A decisão de Noeli de tornar-se revendedora dos produtos Avon pode ser visualizada também pelo ângulo de que estas atividades lhe asseguram uma renda adicional que lhe deu possibilidades de assumir o papel de provedora. O papel que tradicionalmente seria esperado que fosse desempenhado por Sérgio acabou não se concretizando e coube a ela assumi-lo. Sobre isto Noeli menciona que a preocupação dela era de manter a regularidade da receita para fazer frente as despesas da família porque se ela fosse depender de Sérgio, não teria segurança de que haveriam recursos:

Sérgio era assim se ele tinha dinheiro era só pra hoje né (.) amanha não precisava não só se vivia o dia de hoje (.) amanhã? (.) amanhã se ele tivesse carro ele andava de carro (.) se ele tivesse gasolina ele enchia o tanque de gasolina gastava tudo (.) se ele não tivesse carro e não tivesse gasolina e tivesse dinheiro (.) ele andava de táxi (.) se ele não tivesse dinheiro pro táxi (.) ele andava de lotação (P. 50, L.24-30).

Em 2003, também sem planejamento ou muita preparação prévia, Noeli se viu diante de mais uma oportunidade que a ligaria mais ainda ao sistema de vendas diretas: o convite para integrar a rede de consultoras da Natura. Noeli tem intenção de evidenciar em sua narrativa que não procurou pela atividade o que poderia denotar um interesse de apresentação de como as oportunidades chegam até ela e como ela tem capacidade de aproveitá-las, principalmente

motivada pelo seu lado empreendedor, ou seja, que novamente ela conseguiu vislumbrar um caminho favorável e que poderia lhe render bons resultados.

Ela conta que estava em frente ao salão, quando uma mulher tropeçou, caiu e a bolsa que ela trazia se abriu, esparramando uma grande quantidade de produtos na calçada. Ela foi auxiliá- la a se levantar e ao comentar sobre os produtos, a mulher lhe disse:

ah eu sou consultora Natura tu não quer vender hein (1) ai eu disse ah não=não quero eu já vendo Avon não quero (.) ai ela disse assim ó tu compra o kit (.) vai vir tudo em mercadoria tem tantas parcelas (.) vinte e dois dias pra pagar (.) vem tudo em produto tu tira de novo o valor (.) mas é assim tu vende tu vai ganhar tu vai conseguir tu vai vender não sei o que (.) ai eu pensei se tu quiser tu manda a guria vim aqui hoje (.) ai ela me convenceu (.) me deu tempo (.) ah tá a guria veio eu fechei na hora o coisa com ela e comecei (P. 4, L.15- 31).

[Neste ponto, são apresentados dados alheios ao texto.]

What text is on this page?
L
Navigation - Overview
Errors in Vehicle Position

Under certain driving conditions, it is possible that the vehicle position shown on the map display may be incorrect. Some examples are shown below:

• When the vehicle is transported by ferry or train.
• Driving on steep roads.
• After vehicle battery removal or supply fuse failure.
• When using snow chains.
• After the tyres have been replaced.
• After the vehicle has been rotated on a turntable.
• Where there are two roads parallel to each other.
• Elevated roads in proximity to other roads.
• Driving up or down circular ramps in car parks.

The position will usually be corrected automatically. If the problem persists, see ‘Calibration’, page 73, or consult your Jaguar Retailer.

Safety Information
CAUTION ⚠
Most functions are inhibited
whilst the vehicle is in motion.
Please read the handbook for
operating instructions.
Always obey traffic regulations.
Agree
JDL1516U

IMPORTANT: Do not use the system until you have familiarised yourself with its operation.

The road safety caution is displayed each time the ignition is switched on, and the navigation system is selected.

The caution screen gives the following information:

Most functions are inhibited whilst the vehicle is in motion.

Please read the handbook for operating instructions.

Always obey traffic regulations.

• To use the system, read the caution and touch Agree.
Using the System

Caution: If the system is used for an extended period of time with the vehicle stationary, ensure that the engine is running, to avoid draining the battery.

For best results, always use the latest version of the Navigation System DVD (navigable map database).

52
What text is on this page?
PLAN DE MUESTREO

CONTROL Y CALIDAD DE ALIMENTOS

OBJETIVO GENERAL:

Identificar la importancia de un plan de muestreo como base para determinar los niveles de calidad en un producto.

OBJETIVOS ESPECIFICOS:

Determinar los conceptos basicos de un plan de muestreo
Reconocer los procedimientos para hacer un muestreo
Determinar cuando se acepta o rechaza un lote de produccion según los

É importante que se destaque na análise deste trecho que a preocupação de Noeli com a dificuldade de fazer frente ao investimento necessário para iniciar a atividade juntamente com a

obrigatoriedade de preservação do patrimônio representado pelo ‘nome limpo’, vai ao encontro

também de seu interesse de apresentação de ser uma pessoa capaz de enfrentar desafios e lançar- se em grandes metas e, ao conseguir atingi-las ou superá-las, mostrar aos outros o quanto tem motivos para orgulhar-se de si mesma e de suas conquistas.

Apontada também como uma característica comum aos empreendedores está a capacidade de correr riscos. Ao vislumbrarem uma oportunidade, que via de regra, está ligada ao início de um novo negócio ou nova trajetória, essas pessoas sabem que encontrarão dificuldades exatamente por estarem desbravando o desconhecido, mas mesmo percebendo o risco, a sua vontade de realização é maior e propulsiona a ação de seguir em frente (FILION, 1999).